To acquire and maintain a necessary high measurement accuracy, you need to perform all the main measurements in all patients.
It is necessary to save for each view 3 seconds (or 3 heartbeats) video clips, and still images when required (with the performed measurements). The rationale is that it must always be possible to view your measurements on saved examinations, and eventually revise them.
Each exam must have the full patient name
Input patient height and weight. This allows the machine to normalize atrial and ventricular volumes measurements to the BSA (body surface area)
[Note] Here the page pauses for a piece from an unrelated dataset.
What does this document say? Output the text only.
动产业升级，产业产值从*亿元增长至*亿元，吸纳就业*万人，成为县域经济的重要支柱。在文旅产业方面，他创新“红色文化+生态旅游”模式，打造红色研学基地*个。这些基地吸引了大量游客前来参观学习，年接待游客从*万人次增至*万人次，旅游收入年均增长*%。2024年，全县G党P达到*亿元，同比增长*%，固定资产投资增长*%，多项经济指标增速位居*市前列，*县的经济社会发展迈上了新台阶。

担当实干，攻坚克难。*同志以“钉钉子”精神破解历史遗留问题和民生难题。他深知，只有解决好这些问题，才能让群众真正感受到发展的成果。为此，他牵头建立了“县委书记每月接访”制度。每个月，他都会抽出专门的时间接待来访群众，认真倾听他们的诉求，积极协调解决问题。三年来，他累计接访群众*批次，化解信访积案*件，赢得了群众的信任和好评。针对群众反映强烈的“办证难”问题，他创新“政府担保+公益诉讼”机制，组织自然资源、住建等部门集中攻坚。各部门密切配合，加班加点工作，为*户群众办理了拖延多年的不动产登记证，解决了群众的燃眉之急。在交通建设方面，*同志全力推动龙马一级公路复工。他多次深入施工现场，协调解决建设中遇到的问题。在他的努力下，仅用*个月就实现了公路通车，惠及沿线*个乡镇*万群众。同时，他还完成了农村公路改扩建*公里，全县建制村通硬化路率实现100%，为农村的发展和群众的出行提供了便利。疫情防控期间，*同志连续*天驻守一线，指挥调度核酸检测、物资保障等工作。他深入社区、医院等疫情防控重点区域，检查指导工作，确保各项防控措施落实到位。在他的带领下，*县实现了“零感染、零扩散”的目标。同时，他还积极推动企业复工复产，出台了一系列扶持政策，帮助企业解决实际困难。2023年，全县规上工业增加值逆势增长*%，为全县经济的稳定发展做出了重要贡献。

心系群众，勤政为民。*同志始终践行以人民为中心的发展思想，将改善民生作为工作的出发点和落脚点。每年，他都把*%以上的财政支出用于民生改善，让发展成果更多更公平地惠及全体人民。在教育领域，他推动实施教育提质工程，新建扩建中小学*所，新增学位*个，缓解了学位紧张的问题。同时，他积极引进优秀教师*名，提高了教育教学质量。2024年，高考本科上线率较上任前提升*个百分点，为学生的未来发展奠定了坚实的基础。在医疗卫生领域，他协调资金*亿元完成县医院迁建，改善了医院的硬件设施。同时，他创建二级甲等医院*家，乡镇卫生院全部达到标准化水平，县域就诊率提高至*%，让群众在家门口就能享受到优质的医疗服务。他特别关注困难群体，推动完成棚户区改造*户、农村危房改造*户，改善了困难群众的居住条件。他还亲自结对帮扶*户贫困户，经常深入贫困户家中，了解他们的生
Always connect the ECG cable to obtain a readable ECG trace on the machine.
2D Gain: the blood pool must be black, the pericardium white, the myocardium gray
Acquisition sequence for each view
· 2D imaging video clip (3 heart beats)
· 2D still frame with measurements (if required)
· Color Doppler video clip
· M-mode still frame with measurements, if required
· Pulsed Doppler still frame with measurements, if required
· Continuous wave Doppler still frame with measurements, if required
· Dopper Tissue Imaging still frame with measurements, if required
Figure 1. The image shows the available echocardiographic transthoracic views.
It is evident that:
– The long axis views of the left and right ventricles from the parasternal and apical (3-chamber) views are equivalent
– The short axis of the left and right ventricles from the parasternal and subcostal views are equivalent
– The 4-chamber views as explored from the apical or subcostal windows are equivalent
Thus, the parasternal imaging in a patient with poor anterior thorax ultrasound penetration (ex: emphysema) can be successfully substituted by apical and especially subcostal imaging.